Voyage dans le temps au plus ancien magasin de dagashi de Tokyo
Visitez Kamikawaguchiya et découvrez 240 ans d'histoire à travers des bonbons ronds nostalgiques et un charme intemporel.

Par une journée ensoleillée de février, l'équipe Musubi a visité Kamikawaguchiya, un dagashiya (confiserie traditionnelle japonaise) niché dans l'enceinte du sanctuaire Zoshigaya Kishibojin.
Ce magasin possède une histoire de plus de 240 ans, ce qui en fait un trésor rare qui préserve le charme nostalgique du Japon ancien. Sa devanture s'aligne de confiseries colorées, tandis que la chaleur de ses étagères en bois ajoute à l'atmosphère nostalgique. C'est un lieu qui rappelle les souvenirs d'enfance, lorsqu'on serrait son argent de poche pour choisir soigneusement ses friandises.
Nous partageons ici le charme, l'histoire et les pensées sincères de la propriétaire, Uchiyama Masayo.
Kamikawaguchiya : Un Dagashiya depuis l'époque Edo
Un magasin avec 240 ans d'héritage
L'histoire de ce magasin remonte à l'époque Edo (1603–1868), avec sa fondation en 1781. Depuis plus de 240 ans, il accueille les visiteurs sous une forme inchangée, se tenant comme un pont entre passé et présent.
Aujourd'hui encore, ce dagashi qui a évolué avec son temps tout en conservant le charme d'Edo détient la distinction d'être le plus ancien dagashi de Tokyo.
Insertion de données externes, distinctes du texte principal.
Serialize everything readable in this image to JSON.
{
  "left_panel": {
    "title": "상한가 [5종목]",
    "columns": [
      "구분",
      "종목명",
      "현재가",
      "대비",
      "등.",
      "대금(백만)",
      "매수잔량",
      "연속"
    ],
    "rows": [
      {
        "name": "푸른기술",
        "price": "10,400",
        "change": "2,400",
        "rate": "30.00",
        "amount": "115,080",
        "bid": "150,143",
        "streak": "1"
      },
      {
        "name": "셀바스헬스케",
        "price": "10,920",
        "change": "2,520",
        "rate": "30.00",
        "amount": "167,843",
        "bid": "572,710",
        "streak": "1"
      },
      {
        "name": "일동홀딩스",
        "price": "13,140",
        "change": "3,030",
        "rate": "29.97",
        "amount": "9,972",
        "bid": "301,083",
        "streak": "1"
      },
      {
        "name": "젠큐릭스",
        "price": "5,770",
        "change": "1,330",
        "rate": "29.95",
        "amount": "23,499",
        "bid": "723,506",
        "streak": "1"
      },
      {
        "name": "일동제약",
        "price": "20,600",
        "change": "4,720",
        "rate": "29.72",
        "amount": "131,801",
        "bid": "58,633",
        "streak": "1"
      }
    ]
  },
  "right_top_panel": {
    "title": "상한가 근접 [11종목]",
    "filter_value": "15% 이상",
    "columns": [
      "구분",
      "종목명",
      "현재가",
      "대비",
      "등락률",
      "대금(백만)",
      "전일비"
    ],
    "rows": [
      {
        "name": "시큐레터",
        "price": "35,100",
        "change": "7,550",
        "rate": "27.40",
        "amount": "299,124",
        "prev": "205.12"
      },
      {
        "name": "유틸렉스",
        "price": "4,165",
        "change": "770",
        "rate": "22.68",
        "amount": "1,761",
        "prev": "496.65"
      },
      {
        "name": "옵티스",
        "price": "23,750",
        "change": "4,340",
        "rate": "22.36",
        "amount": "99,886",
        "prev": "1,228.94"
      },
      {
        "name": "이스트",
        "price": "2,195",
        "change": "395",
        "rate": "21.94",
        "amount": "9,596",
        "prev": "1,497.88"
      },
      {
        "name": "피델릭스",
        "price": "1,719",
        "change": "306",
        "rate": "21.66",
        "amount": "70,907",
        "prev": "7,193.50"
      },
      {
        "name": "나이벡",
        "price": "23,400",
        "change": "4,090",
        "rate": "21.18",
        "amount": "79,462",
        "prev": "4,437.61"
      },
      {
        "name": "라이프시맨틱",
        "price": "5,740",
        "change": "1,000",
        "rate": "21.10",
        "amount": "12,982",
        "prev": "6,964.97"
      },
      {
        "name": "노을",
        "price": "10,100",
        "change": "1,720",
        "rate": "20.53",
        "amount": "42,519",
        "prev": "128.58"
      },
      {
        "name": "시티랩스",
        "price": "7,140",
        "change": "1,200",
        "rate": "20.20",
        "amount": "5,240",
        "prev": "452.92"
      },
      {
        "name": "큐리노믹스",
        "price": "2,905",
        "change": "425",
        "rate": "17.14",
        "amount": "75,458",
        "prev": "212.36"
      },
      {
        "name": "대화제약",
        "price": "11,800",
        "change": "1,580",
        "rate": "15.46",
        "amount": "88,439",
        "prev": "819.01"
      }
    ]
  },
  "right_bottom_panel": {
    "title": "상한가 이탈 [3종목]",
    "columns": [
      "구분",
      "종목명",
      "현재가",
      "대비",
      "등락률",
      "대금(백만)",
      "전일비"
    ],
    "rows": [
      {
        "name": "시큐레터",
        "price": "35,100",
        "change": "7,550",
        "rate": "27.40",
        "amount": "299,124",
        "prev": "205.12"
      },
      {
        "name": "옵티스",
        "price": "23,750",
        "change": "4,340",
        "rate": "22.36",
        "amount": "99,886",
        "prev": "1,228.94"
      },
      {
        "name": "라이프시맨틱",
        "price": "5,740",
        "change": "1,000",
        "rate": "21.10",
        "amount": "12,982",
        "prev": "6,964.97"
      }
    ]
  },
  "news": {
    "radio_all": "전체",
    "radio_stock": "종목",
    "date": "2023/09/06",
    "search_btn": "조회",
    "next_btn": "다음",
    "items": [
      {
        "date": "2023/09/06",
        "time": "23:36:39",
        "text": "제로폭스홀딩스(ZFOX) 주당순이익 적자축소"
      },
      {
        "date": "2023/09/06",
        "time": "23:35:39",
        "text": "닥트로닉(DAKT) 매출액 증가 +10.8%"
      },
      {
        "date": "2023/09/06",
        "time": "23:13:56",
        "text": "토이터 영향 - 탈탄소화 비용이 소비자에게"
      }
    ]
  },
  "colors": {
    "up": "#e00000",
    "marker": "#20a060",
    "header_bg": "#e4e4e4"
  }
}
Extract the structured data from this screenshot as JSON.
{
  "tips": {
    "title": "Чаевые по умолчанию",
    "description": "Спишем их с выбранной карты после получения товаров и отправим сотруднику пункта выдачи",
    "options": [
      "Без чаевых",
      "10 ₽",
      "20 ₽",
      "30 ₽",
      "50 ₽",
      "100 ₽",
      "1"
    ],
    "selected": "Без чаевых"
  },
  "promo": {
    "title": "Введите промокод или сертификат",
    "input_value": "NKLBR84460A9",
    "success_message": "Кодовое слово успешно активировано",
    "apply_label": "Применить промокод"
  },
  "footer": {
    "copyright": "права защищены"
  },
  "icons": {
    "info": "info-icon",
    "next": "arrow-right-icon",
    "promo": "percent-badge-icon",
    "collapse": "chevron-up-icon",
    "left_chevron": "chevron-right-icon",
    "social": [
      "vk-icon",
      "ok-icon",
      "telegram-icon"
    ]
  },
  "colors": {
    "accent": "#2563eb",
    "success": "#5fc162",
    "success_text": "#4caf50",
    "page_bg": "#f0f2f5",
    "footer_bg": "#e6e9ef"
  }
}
Son héritage se lit dans l'enseigne patinée du magasin, témoin silencieux de siècles d'histoire.
Au cœur du magasin se trouve sa propriétaire de 13e génération, Uchiyama, qui a grandi à une époque où les enfants jouaient dehors jusqu'au crépuscule, s'arrêtant souvent en rentrant de l'école pour choisir leurs friandises préférées. Contrairement à aujourd'hui, il n'y avait pas de smartphones, et les enfants n'étaient pas accablés d'activités parascolaires sans fin.
« Le magasin ressemble presque à ce qu'il était à l'époque », dit Uchiyama avec un sourire nostalgique. Autrefois, les environs de Kamikawaguchiya formaient un terrain de jeu animé, où les enfants se rassemblaient pour discuter et partager des bonbons. Alors que les bâtiments modernes remplaçaient les anciens et que le paysage urbain évoluait, cette petite boutique est restée une relique inébranlable d'un temps plus simple.
Les temps qui changent
Les dagashiya disparaissent.
« On ne peut rien y faire », soupire Uchiyama. « Il y a moins d'enfants qui viennent acheter des dagashi. » Son fils a envisagé de reprendre le magasin, mais l'avenir reste incertain.
« Les enfants faisaient la queue dehors, attendant d'acheter des friandises. Mais ces jours s'estompent. La baisse de la natalité ainsi que le nombre croissant de supermarchés et de supérettes ont tout changé. »
Elle se souvient comment, autrefois, elle se rendait au quartier des grossistes de Nippori, rapportant les provisions enveloppées dans un tissu furoshiki traditionnel. Maintenant, avec un simple appel téléphonique, les marchandises sont livrées directement au magasin. Même les dagashi ont changé — les prix qui étaient autrefois de 10 yens ont grimpé à plus de 100 yens.
Pourtant, les visiteurs franchissent souvent la porte en disant : « Cela me rappelle des souvenirs. » Certains des moments les plus touchants viennent de clients adultes qui reviennent après de nombreuses années. « Quand j'étais petit, je ne pouvais pas me les offrir », lui a dit un visiteur. « Mais maintenant, en tant qu'adulte, je le peux enfin. »
« Les dagashi sont plus que de simples bonbons — ils sont un pont vers le passé, évoquant les souvenirs d'enfance à chaque bouchée. »
Un magasin connecté au monde
Malgré les temps qui changent, Kamikawaguchiya reste une destination appréciée, non seulement par les habitants mais aussi par les visiteurs du monde entier. Le magasin a été présenté dans les médias internationaux, et un client a même voyagé depuis Taiwan juste pour voir un chat qui vivait autrefois dans la boutique.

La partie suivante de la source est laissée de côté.